Однако тете Мане «разрешалось» курить, коротко стричься, говорить всем «ты». Так очевидна была для всех, кто ее знал, и так необидна ее душевная сила. Впрочем, модницей тетя Маня отнюдь не была. Пожалуй, в ней как раз недоставало чего‑то женского, бабьего. Она не была замужем, и у нее не было «кавалеров»; она не ворковала и не кудахтала, не сплетничала и не злословила; в движениях была резка, голос имела низкий, как будто надтреснутый.
В суждениях своих она была безапелляционна, по убеждениям — демократка. Все считали ее женщиной смелой — это мнение основывалось на каком‑то поступке, который спас архиепископа Трифона. Подробностей этой истории я не знаю. Знаю только, что этот архиерей отпевал Марию Александровну, когда она умерла.
При тете Мане жила старушка Анна Никитишна, ее родственница, которую она содержала и опекала.
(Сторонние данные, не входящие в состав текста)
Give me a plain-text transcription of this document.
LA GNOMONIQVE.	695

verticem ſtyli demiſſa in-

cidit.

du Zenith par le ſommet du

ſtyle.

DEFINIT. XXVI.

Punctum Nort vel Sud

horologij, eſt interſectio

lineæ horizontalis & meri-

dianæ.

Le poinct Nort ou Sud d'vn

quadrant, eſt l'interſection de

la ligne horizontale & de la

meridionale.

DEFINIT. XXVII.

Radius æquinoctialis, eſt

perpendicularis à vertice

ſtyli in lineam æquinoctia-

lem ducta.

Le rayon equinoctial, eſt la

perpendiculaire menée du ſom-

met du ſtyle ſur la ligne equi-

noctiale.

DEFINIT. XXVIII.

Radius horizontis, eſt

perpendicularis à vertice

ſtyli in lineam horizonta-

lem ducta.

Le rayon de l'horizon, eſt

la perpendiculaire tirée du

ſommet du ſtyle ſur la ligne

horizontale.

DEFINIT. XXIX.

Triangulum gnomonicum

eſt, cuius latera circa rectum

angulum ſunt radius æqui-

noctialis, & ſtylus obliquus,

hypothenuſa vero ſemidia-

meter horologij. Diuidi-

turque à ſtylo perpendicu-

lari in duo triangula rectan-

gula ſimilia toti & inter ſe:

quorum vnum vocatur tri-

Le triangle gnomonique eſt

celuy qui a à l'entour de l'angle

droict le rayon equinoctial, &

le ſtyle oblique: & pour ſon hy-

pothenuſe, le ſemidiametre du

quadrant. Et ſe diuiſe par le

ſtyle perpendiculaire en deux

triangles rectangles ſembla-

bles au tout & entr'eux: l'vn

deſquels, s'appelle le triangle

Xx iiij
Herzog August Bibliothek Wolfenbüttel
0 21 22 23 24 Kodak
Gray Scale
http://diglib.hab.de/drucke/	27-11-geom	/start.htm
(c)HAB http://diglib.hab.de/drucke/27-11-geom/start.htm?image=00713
Обе они снимали комнату еще до революции у чаеторговцев Зимулиных, живших на Никольской, в торговом центре старой Москвы. Зимулины продолжали жить в своей старой квартире и после революции, только их «уплотнили», т. е. вселили к ним еще три или четыре семьи. Тетя Маня с Анной Никитишной тоже остались жить у них, только теперь они «снимали» комнату, в которой они жили, у домоуправления, а не у Зимулиных. Реально же они стали как бы членами большой зимулинской семьи, а потому Зимулины также стали мамиными знакомыми, у которых и после смерти тети Мани мы продолжали бывать до самой войны, которая окончательно стерла весь этот мир, со всеми его отношениями. Анна Никитишна тоже доживала свой век у Зимулиных в том же закутке, где она спала и при тете Мане.
К Зимулиным (если только они не были «десертом» после «горькой» Семёнихи) мы ехали на трамвае № 24 или шли пешком по Остоженке, Волхонке, Моховой, у Охотного Ряда выходили на Тверскую в той ее части, которая была уничтожена в 1935 году (возможно, Сталин любил большие открытые пространства, и потому был снесен громадный дом Хлебэкспорта, замыкавший улицу). Здесь мы пересекали Воскресенскую площадь и Иверскими воротами попадали на Красную площадь, огибали храм, теперь снесенный, на месте которого одно время размещалось открытое кафе, а потом просто ничего не стало, и оказывались на Никольской. Я хорошо помню все дома, церкви, часовни, стены и башни по всему этому маршруту.
У Пречистенских Ворот стоял взорванный в 1931 году храм; на углу Волхонки и Знаменки и в стороне от обеих улиц, на пригорке, не мешая никому и ничему, стояла изящная церковь Николы Стрелецкого. Церковь тоже снесли, место, где она стояла, пустует и до сих пор. Его окружили забором и на заборе вывешивают лозунги, которые время от времени сменяются, чтобы не слишком приедались. Сейчас на этом заборе намалевана аршинными буквами цитата из Ленина, являющаяся формулой коммунистической нравственности: «Партия — ум, честь и совесть нашей эпохи».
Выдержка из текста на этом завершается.